This blog is about Graphic Design, Vector Art, and Cartoon Illustration

December 31, 2014

Using humor when teaching a college class

Like most people, I hate hearing jokes. I especially hate hearing jokes told by old people who don't know how to tell them, like teachers. Unfortunately, many teachers, who know that they have a captive audience, torture their students with their awful humor. So, when I started teaching, I vowed not to tell jokes, but instead to just get to the point.

But I knew that if I could get a little humor into my presentations, I would have happier classes, who would pay attention better, and learn more. So I sought advice from a friend of mine who is the funniest guy I know, voice actor +Mike Binder . And from him I learned how to do comedy.

Comedian Bob Newhart once described himself as someone who doesn't say funny things, he says things funny. And so I watched the great masters, like him, and other comedians that I grew up with. To my surprise, they didn't do a lot of telling jokes, but they got a lot of laughs. It was all about delivery, and reaction, and most importantly, respecting the intelligence of your audience. My type of humor, like Bob Newhart's, Johnny Carson's, and Jerry Seinfeld's is called *deadpan*. Like, is he kidding? I mean, he must be, right? Now come on, that's funny.

When I started at The Art Institute of Phoenix, my background was in Graphic Design, which qualified me to teach the classes, and the software, but hadn't given me much experience talking to an audience. But I knew about marketing, and I knew about sales from doing freelance work, and from what I'd learned from my client +JOEL WELDON , so that's the angle I took. I'm hoping that some of my students from the '90s remember me talking a bit like a late-night commercial when extolling the virtues of a particular software program. I would say, *but wait, there's more!* and especially *can it really be that easy? Yes, it can!* I was also trying to be Joel Weldon. If you've ever seen Joel in front of an audience, you know what I mean. He is amazing, funny, and communicates the way everyone wishes they could. The first few times I got spontaneous laughs from the audience I was genuinely surprised. And believe me, a college class is a tough audience - they DO NOT want to be there! Hey, it's school. Who wants to be in school?

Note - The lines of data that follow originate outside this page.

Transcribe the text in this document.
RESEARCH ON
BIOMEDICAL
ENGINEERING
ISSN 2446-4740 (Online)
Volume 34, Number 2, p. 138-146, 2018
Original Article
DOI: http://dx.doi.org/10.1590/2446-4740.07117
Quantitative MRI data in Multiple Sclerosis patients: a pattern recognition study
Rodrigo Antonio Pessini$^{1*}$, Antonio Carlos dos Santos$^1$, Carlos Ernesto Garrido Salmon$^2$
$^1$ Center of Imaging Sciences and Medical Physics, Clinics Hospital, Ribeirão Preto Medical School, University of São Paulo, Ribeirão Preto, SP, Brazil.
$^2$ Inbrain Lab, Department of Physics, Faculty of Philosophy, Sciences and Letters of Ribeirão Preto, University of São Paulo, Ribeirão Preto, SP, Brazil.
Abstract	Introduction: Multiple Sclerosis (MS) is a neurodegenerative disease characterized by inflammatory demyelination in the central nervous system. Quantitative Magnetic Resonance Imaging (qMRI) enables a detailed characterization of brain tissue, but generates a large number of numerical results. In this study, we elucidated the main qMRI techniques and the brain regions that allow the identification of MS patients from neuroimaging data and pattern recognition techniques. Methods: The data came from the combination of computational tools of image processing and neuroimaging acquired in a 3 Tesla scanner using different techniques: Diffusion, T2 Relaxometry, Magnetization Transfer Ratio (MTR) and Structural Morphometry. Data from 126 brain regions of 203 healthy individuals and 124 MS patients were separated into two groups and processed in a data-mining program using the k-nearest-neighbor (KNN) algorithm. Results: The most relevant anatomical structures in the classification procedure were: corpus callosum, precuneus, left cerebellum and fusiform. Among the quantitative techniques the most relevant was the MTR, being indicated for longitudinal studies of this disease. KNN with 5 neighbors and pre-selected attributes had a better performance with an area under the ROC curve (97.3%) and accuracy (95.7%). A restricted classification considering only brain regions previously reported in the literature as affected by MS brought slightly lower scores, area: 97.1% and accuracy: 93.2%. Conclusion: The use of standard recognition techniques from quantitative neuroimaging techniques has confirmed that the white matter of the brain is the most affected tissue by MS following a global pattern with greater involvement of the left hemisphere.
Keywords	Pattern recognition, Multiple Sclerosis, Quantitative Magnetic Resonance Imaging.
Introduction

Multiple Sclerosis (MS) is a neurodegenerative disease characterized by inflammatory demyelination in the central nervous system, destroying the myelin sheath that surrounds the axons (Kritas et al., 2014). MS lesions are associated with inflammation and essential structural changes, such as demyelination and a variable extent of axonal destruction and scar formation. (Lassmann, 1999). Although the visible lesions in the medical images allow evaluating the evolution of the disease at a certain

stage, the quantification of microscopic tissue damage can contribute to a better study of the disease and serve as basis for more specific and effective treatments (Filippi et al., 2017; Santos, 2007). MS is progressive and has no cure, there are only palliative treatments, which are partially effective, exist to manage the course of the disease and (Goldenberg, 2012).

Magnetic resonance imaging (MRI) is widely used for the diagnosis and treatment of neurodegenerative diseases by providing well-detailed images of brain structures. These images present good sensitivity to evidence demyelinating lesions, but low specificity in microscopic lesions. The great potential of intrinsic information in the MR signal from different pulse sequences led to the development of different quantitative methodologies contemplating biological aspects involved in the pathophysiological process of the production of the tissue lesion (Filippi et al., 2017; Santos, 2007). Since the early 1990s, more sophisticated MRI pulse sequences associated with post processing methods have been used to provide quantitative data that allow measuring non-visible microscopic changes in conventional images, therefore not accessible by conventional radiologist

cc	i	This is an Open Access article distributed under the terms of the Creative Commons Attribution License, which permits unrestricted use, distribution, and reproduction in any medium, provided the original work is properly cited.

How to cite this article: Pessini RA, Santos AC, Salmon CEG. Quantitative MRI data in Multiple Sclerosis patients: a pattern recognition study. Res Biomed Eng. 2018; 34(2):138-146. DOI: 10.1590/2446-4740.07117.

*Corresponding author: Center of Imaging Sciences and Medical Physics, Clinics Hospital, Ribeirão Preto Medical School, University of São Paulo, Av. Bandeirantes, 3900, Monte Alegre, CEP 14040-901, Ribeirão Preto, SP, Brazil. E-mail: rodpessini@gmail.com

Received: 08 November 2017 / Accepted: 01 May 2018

All of the classes I taught had computer labs after the lecture, that lasted about three hours. So, about fifteen minutes before the lab ended, I would walk around and let people know that the class was almost over. My goal was to wrap up the class on time, and get out, but I knew that it was at the last minute that people had questions, or wanted to know when something was due. So I said, *Thank you for studying Adobe Photoshop today... I know you have a choice when you fly... the class will be ending in fifteen minutes....* in the way that anyone who has ever heard a Southwest Airlines pilot make an announcement recognizes. And I said it in a very serious tone.

So there you go. If you have any doubts, don't try humor. Please. If you want to give it a try, get some expert advice, and follow it.